AI coding agents are software assistants that connect large language models to developer workflows so they can read codebases, run tools, edit files, and manage multi‑step programming tasks with less manual effort from humans. Over a single 72‑hour window in May, three different AI coding agents pushed developer pricing models lower and sharpened the value debate. Cursor released Composer 2.5, its latest in‑house model tuned for code. Anthropic announced new infrastructure for Claude Managed Agents at its Code with Claude London developer event. Alibaba brought its Qwen 3.7 Max API online for general coding use. In parallel, DeepSeek‑native projects like the Reasonix terminal agent highlighted a different tactic: cache‑first designs to cut API cost on long sessions. Together, these moves give teams clearer cost‑benefit comparisons and show how quickly the AI coding agent market is changing.

Cursor’s Composer 2.5 pushes per‑task prices down

Cursor’s Composer 2.5 is a third‑generation proprietary coding model built on the open‑source Kimi K2.5 base and trained on 25 times as many synthetic coding tasks as its March predecessor. The standard tier is priced at USD 0.50 (approx. RM2.30) per million input tokens and USD 2.50 (approx. RM11.50) per million output tokens, with a faster default variant at USD 3.00 (approx. RM13.80) input and USD 15.00 (approx. RM69.00) output. According to Developer‑Tech, Cursor’s own CursorBench v3.1 shows Composer 2.5 scoring around 63% accuracy at roughly USD 0.50 (approx. RM2.30) per task, while Claude Opus 4.7 at its default setting lands near USD 7 (approx. RM32.20) per task. Even allowing for vendor bias, that gap creates a new pricing reference point for high‑end AI coding agents and pressures rivals to defend their premium.

Anthropic and Alibaba focus on infrastructure and access

Anthropic’s Code with Claude London event focused less on raw model benchmarks and more on the infrastructure around Claude Managed Agents. Self‑hosted sandboxes, now in public beta, let teams run agents and execute tools inside their own infrastructure while Anthropic keeps the orchestration loop. MCP tunnels, in research preview, allow Claude agents to connect to private internal systems without exposing public endpoints, routing encrypted traffic through an on‑premise gateway. Both features arrive with clear caveats about beta status and as‑is guarantees, but they narrow the gap for enterprises that worry about data leaving their perimeter.
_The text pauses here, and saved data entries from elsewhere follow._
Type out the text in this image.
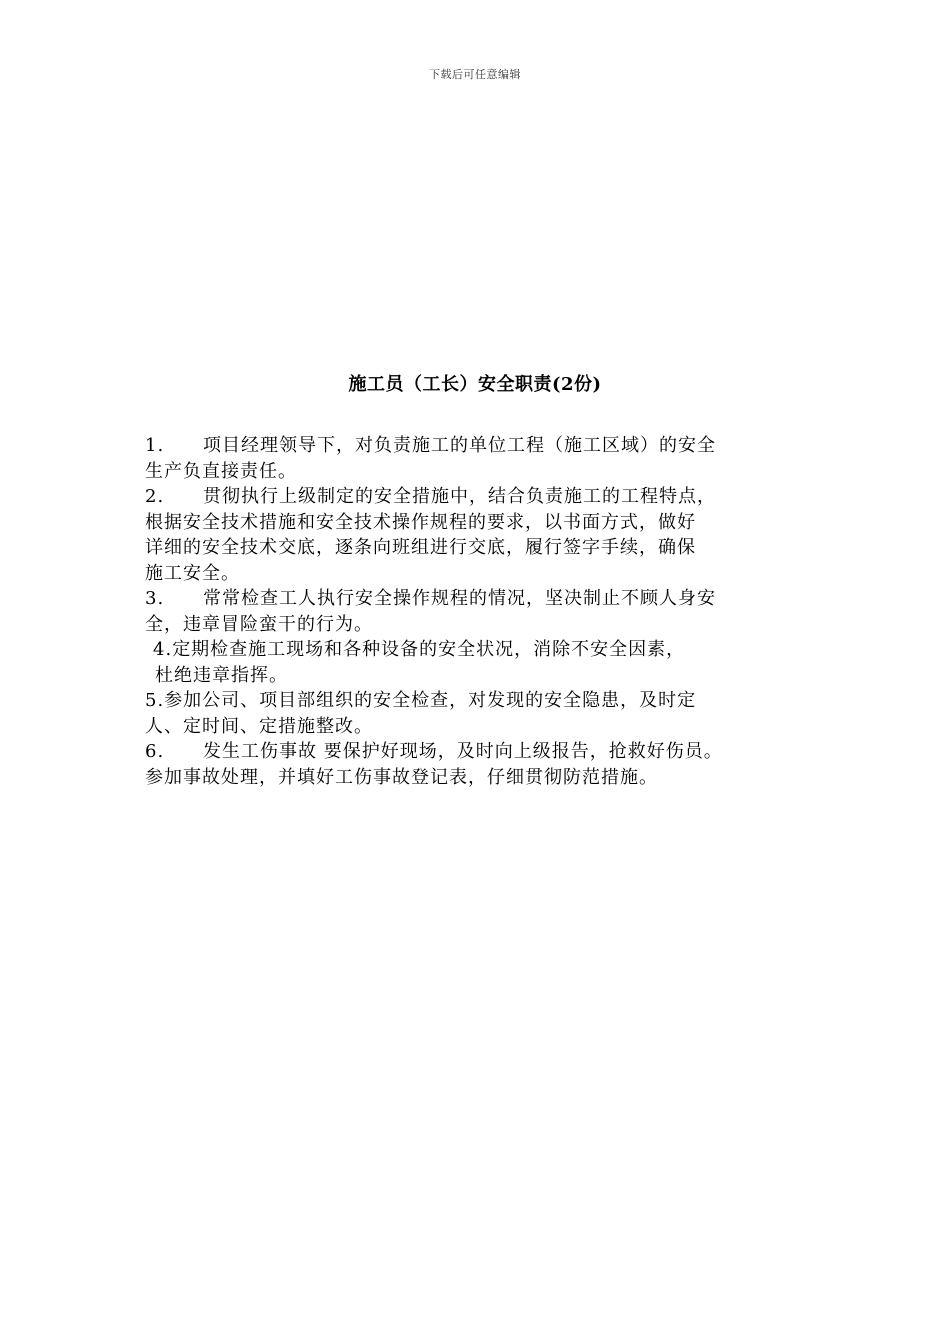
下载后可任意编辑
施工员（工长）安全职责(2份)
1. 项目经理领导下，对负责施工的单位工程（施工区域）的安全
生产负直接责任。
2. 贯彻执行上级制定的安全措施中，结合负责施工的工程特点，
根据安全技术措施和安全技术操作规程的要求，以书面方式，做好
详细的安全技术交底，逐条向班组进行交底，履行签字手续，确保
施工安全。
3. 常常检查工人执行安全操作规程的情况，坚决制止不顾人身安
全，违章冒险蛮干的行为。
4.定期检查施工现场和各种设备的安全状况，消除不安全因素，
杜绝违章指挥。
5.参加公司、项目部组织的安全检查，对发现的安全隐患，及时定
人、定时间、定措施整改。
6. 发生工伤事故 要保护好现场，及时向上级报告，抢救好伤员。
参加事故处理，并填好工伤事故登记表，仔细贯彻防范措施。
At the same time, Alibaba’s Qwen 3.7 Max API went live on Model Studio, adding another frontier‑level option and reinforcing the trend toward more accessible AI coding agents at lower effective price points, even when vendors emphasize platform integration as much as token rates.
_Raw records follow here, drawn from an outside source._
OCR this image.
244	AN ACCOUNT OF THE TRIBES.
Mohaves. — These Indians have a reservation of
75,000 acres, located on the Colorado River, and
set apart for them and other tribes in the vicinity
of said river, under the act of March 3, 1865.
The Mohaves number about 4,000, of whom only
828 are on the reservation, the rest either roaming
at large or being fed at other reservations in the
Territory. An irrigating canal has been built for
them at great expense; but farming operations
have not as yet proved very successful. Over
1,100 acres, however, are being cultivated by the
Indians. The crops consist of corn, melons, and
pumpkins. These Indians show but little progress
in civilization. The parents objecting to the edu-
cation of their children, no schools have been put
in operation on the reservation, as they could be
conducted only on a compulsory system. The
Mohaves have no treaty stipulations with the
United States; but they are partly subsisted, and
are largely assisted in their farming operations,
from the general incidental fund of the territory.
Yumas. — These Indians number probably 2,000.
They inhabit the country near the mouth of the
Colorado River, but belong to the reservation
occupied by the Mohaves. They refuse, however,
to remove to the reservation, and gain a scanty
Reasonix and DeepSeek show a cache‑first path to API cost reduction

While Cursor, Anthropic and Alibaba compete on frontier capability and platform reach, Reasonix targets a more specific lever: API cost reduction for long‑running terminal sessions. Reasonix is an open‑source DeepSeek‑native AI coding agent for the terminal that uses DeepSeek prefix caching to avoid reprocessing the same codebase context and instructions on every turn. The project describes its identity as “MCP first‑class · plan mode · cache‑first loop · MIT licensed,” pairing Model Context Protocol support with a workflow designed around repeated shell use. Its savings claim rests on a single‑day study from May 1, 2026, reporting about USD 12 (approx. RM55.20) of usage instead of about USD 61 (approx. RM280.60) under a frontier‑model baseline, so the evidence is early. Even so, cache‑first designs like this show how DeepSeek terminal agents can compete by making long sessions cheaper instead of chasing ever‑larger models.
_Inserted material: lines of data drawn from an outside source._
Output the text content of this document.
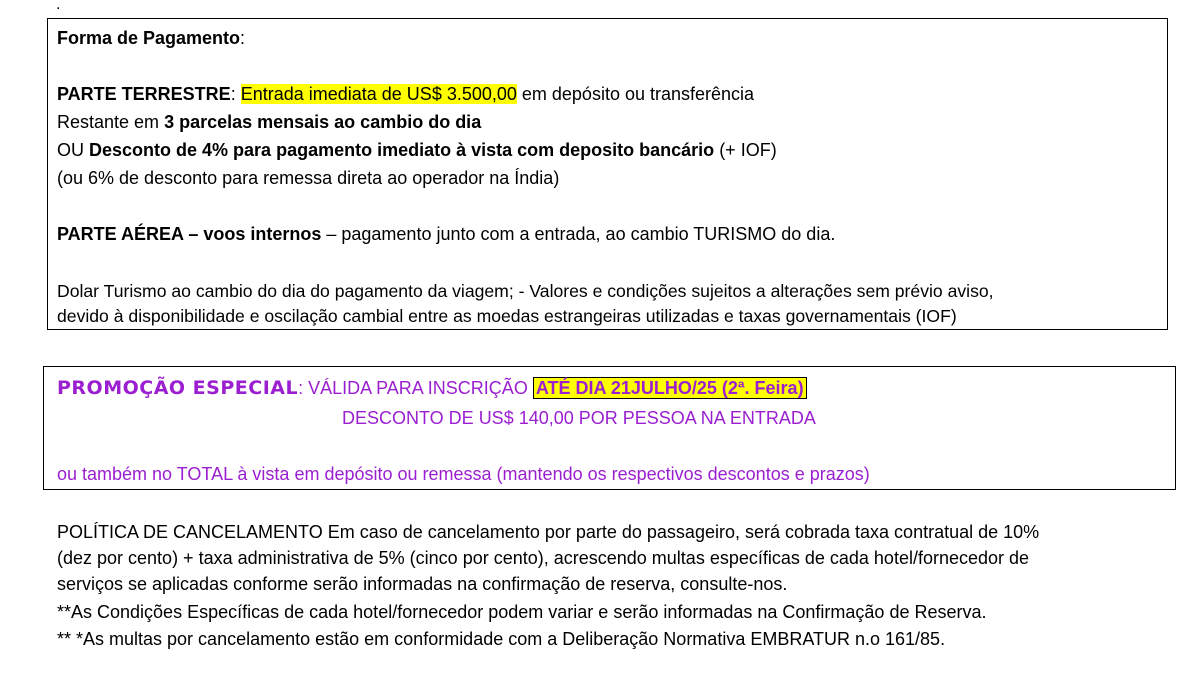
.
Forma de Pagamento:
PARTE TERRESTRE: Entrada imediata de US$ 3.500,00 em depósito ou transferência
Restante em 3 parcelas mensais ao cambio do dia
OU Desconto de 4% para pagamento imediato à vista com deposito bancário (+ IOF)
(ou 6% de desconto para remessa direta ao operador na Índia)
PARTE AÉREA – voos internos – pagamento junto com a entrada, ao cambio TURISMO do dia.
Dolar Turismo ao cambio do dia do pagamento da viagem; - Valores e condições sujeitos a alterações sem prévio aviso,
devido à disponibilidade e oscilação cambial entre as moedas estrangeiras utilizadas e taxas governamentais (IOF)
PROMOÇÃO ESPECIAL: VÁLIDA PARA INSCRIÇÃO ATÉ DIA 21JULHO/25 (2ª. Feira)
DESCONTO DE US$ 140,00 POR PESSOA NA ENTRADA
ou também no TOTAL à vista em depósito ou remessa (mantendo os respectivos descontos e prazos)
POLÍTICA DE CANCELAMENTO Em caso de cancelamento por parte do passageiro, será cobrada taxa contratual de 10%
(dez por cento) + taxa administrativa de 5% (cinco por cento), acrescendo multas específicas de cada hotel/fornecedor de
serviços se aplicadas conforme serão informadas na confirmação de reserva, consulte-nos.
**As Condições Específicas de cada hotel/fornecedor podem variar e serão informadas na Confirmação de Reserva.
** *As multas por cancelamento estão em conformidade com a Deliberação Normativa EMBRATUR n.o 161/85.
What these pricing shifts mean for developer bottom lines

For active users of frontier‑model coding agents, monthly spending can reach USD 150 to 250 (approx. RM690 to RM1,150) under Reasonix’s framing, so pricing changes have a direct impact on team budgets. Composer 2.5 resets expectations for what a high‑accuracy coding model can cost per task, while Anthropic’s sandboxes and MCP tunnels focus on making that spend acceptable in stricter environments. DeepSeek‑native caches move savings upstream by reducing the tokens sent in the first place. Developers now compare not just headline rates, but full developer pricing models: IDE integrations versus terminal agents, managed workspaces versus open‑source tools, and cache‑first sessions versus stateless prompts. The pace of releases over 72 hours shows that AI coding agents are evolving on startup timelines, and teams that review their stack only once a year risk overpaying for intelligence that became cheaper last week.